Почему Насип так твердо, без капли сомнения, верил в удачу своих рук, я понял только сейчас. Ему от своих рук ни корысти никакой, ни славы, ни наград, ни богатства не нужно. Всю жизнь он этими своими руками старался кому-то хоть малое добро сделать, радость доставить, надеялся в труде, в играх, в промыслах удачу принести. И однажды, потеряв пальцы, он доказал всем живительность своих рук. Теперь уж он в их волшебной силе никогда не засомневается. Потому что рука служанка души. Что душа повелит — то она исполнит. У таких же, как Насип, — в особенности.
Насип зубами вытянул пробку из бутылки. Оставшуюся водку поровну разлил по стаканам.
— В каждом смертном все время Приличие и Вожделение борются, степенно сказал хозяин. — Мы же только по две выпили, лишь спор их подогрели. Давай по третьей отправим — Вожделению навредим, Приличию подсобим.
Мы чокнулись и, нанеся Вожделению крепкий урон, подбодрили Приличие.
— Вот так, браток, — хлопнув ладонью о ладонь, сказал Насип. Что именно «вот так», не пояснил.
И я не спросил. Впрочем, и так все было ясно. В каждом человеке есть главный стержень, его духовному миру опора. И, по-моему, самая крепкая, самая надежная опора, самый твердый, никаким бедам- невзгодам не поддающийся стержень — это вера в чудо. Той верой живет Насип, и что бы он ни говорил, его право, его правда.
Ямлиха-енге то и дело к столу подходила, чай подновляла, яствами, что на столе были, потчевала. У нее и походка совсем другая стала. И вкось не уходит и на месте не притоптывает, прямо ступает, не спеша плывет. Потому что никто на нее не рычит, страху не нагоняет.
— Наверное, не слышали еще, — сказала Ямлиха-енге, — Круглый Талип на смертную перину лег. Неужели в такую красивую пору отойдет? Зашли бы к нему, попрощались, к добру зачтется, человек-то не какой-нибудь, святая душа.
— Когда лег-то?
— Дней семь — десять примерно. Схватился, говорят, рукой за сердце и рухнул.

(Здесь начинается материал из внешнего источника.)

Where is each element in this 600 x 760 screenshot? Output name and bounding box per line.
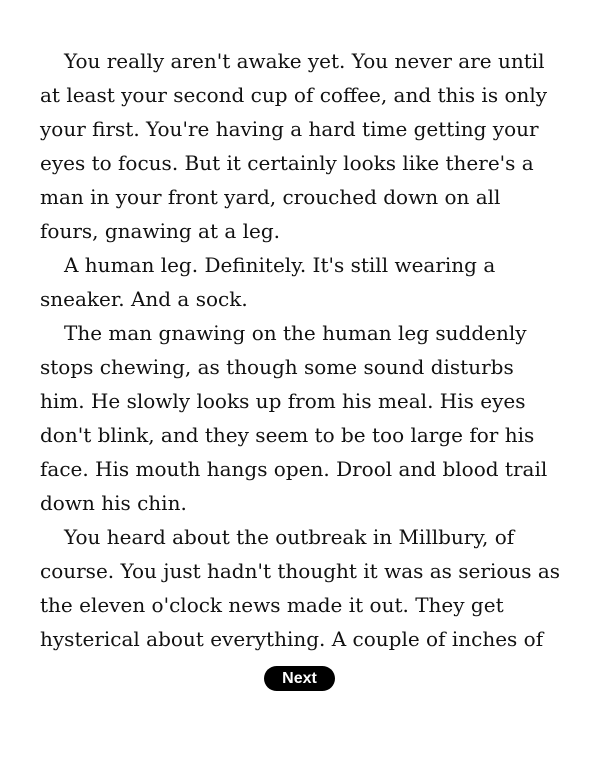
- story-paragraph: A human leg. Definitely. It's still wearing a sneaker. And a sock.: [40, 253, 496, 311]
- story-text: [40, 44, 564, 656]
- story-paragraph: You heard about the outbreak in Millbury, of course. You just hadn't thought it was as serious as the eleven o'clock news made it out. They get hysterical about everything. A couple of inches of: [40, 525, 561, 651]
- next-button[interactable]: Next: [264, 666, 335, 691]
- story-paragraph: The man gnawing on the human leg suddenly stops chewing, as though some sound disturbs him. He slowly looks up from his meal. His eyes don't blink, and they seem to be too large for his face. His mouth hangs open. Drool and blood trail down his chin.: [40, 321, 548, 515]
- story-paragraph: You really aren't awake yet. You never are until at least your second cup of coffee, and this is only your first. You're having a hard time getting your eyes to focus. But it certainly looks like there's a man in your front yard, crouched down on all fours, gnawing at a leg.: [40, 49, 548, 243]
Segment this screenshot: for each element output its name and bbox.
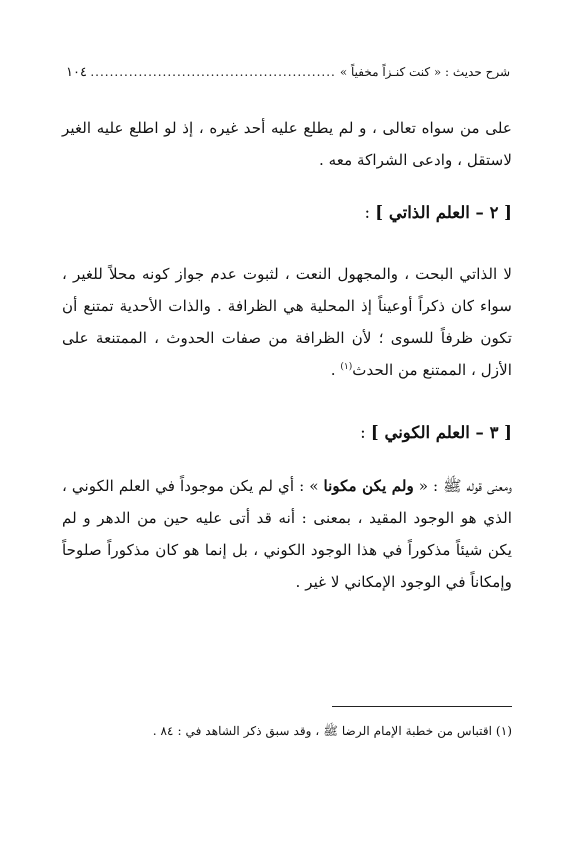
quoted-phrase: ولم يكن مكونا: [323, 477, 414, 495]
paragraph-2: [62, 258, 512, 386]
paragraph-3-intro: ومعنى قوله ﷺ : «: [413, 477, 512, 495]
paragraph-2-text: لا الذاتي البحت ، والمجهول النعت ، لثبوت عدم جواز كونه محلاً للغير ، سواء كان ذكراً أوعيناً إذ المحلية هي الظرافة . والذات الأحدية تمتنع أن تكون ظرفاً للسوى ؛ لأن الظرافة من صفات الحدوث ، الممتنعة على الأزل ، الممتنع من الحدث: [62, 265, 512, 379]
section-heading-text: [ ٣ – العلم الكوني ]: [370, 423, 512, 442]
header-dot-leader: [91, 65, 336, 79]
section-heading-essential-knowledge: [364, 203, 512, 222]
section-heading-text: [ ٢ – العلم الذاتي ]: [375, 203, 512, 222]
paragraph-3-rest: » : أي لم يكن موجوداً في العلم الكوني ، الذي هو الوجود المقيد ، بمعنى : أنه قد أتى عليه حين من الدهر و لم يكن شيئاً مذكوراً في هذا الوجود الكوني ، بل إنما هو كان مذكوراً صلوحاً وإمكاناً في الوجود الإمكاني لا غير .: [62, 477, 512, 591]
page-number: ١٠٤: [66, 64, 87, 80]
paragraph-1: على من سواه تعالى ، و لم يطلع عليه أحد غيره ، إذ لو اطلع عليه الغير لاستقل ، وادعى الشراكة معه .: [62, 119, 512, 169]
section-heading-colon: :: [364, 203, 376, 222]
paragraph-2-end: .: [330, 361, 341, 379]
running-header: [62, 62, 510, 82]
footnote-separator: [332, 706, 512, 707]
paragraph-3: [62, 470, 512, 598]
section-heading-colon: :: [360, 423, 371, 442]
footnote: (١) اقتباس من خطبة الإمام الرضا ﷺ ، وقد سبق ذكر الشاهد في : ٨٤ .: [152, 724, 512, 738]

Эта весть протрезвила меня. В ту зиму, когда Самигуллу самосудом убили, с головы круглая шапчонка скатилась, красная кровь Талипа на белый снег пролилась. После того он свою гладкую голову уже не так прятал. А потом уже по каждому поводу шапку стал снимать, блестящий купол свой на свет выставлять. Якобы сказал ему кто-то: «Лысина признак учености, печать ума». А ученость и ум, коли они есть, какой резон скрывать? Качества непостыдные. А самокатное колесо, которое он мне подарил? Как подняло оно тогда мой авторитет перед всеми нашими мальчишками! Все свое достояние готовы были отдать, только бы пустить это самое колесо вниз по улице. Но они его бесплатно катали. Я не то что владелец коньков Шайхаттар, за наживой не гнался, благодарность пожинал.
Что в одном «спасибо» столько силы, что оно от тысячи бед избавит, я тогда, кажется, понимал лучше.
Есть такая поучительная история. Давным-давно, в незапамятные времена, заблудился в безводной пустыне один богатый караван. От жажды не то что люди, уже верблюды начали умирать. Но, на счастье, повстречался им какой-то путник. Тот знал дорогу и вывел караван к воде. Спасшись от гибели, предводитель каравана, говорят, так сказал: «О путник! Услугу ты оказал нам большую, но все же не настолько она велика, чтобы сказать за нее тебе спасибо. Ты нас всего лишь от гибели спас. И за это твое благодеяние спасибо все же много будет. Не обессудь, вон мои навьюченные сокровищами верблюды стоят, выбирай любого. На каждом столько богатства, что тебе на всю жизнь хватит».
Благодарности цену древние знали. А сколько ее на меня из-за Талипова самокатного колеса излилось!
Сообщила Ямлиха-енге эту невеселую новость и вот такие пробудила воспоминания.
Насип почему-то пустую бутылку снова пробкой заткнул. Вздохнул:
— А ведь в калашный-то праздник он закваску положил. Мне, дураку, и хватило. Дескать, всех мальчишек калачами накормлю… Особой закваски человек был, Талип-агай, — сказал он, будто сам с собой говорил.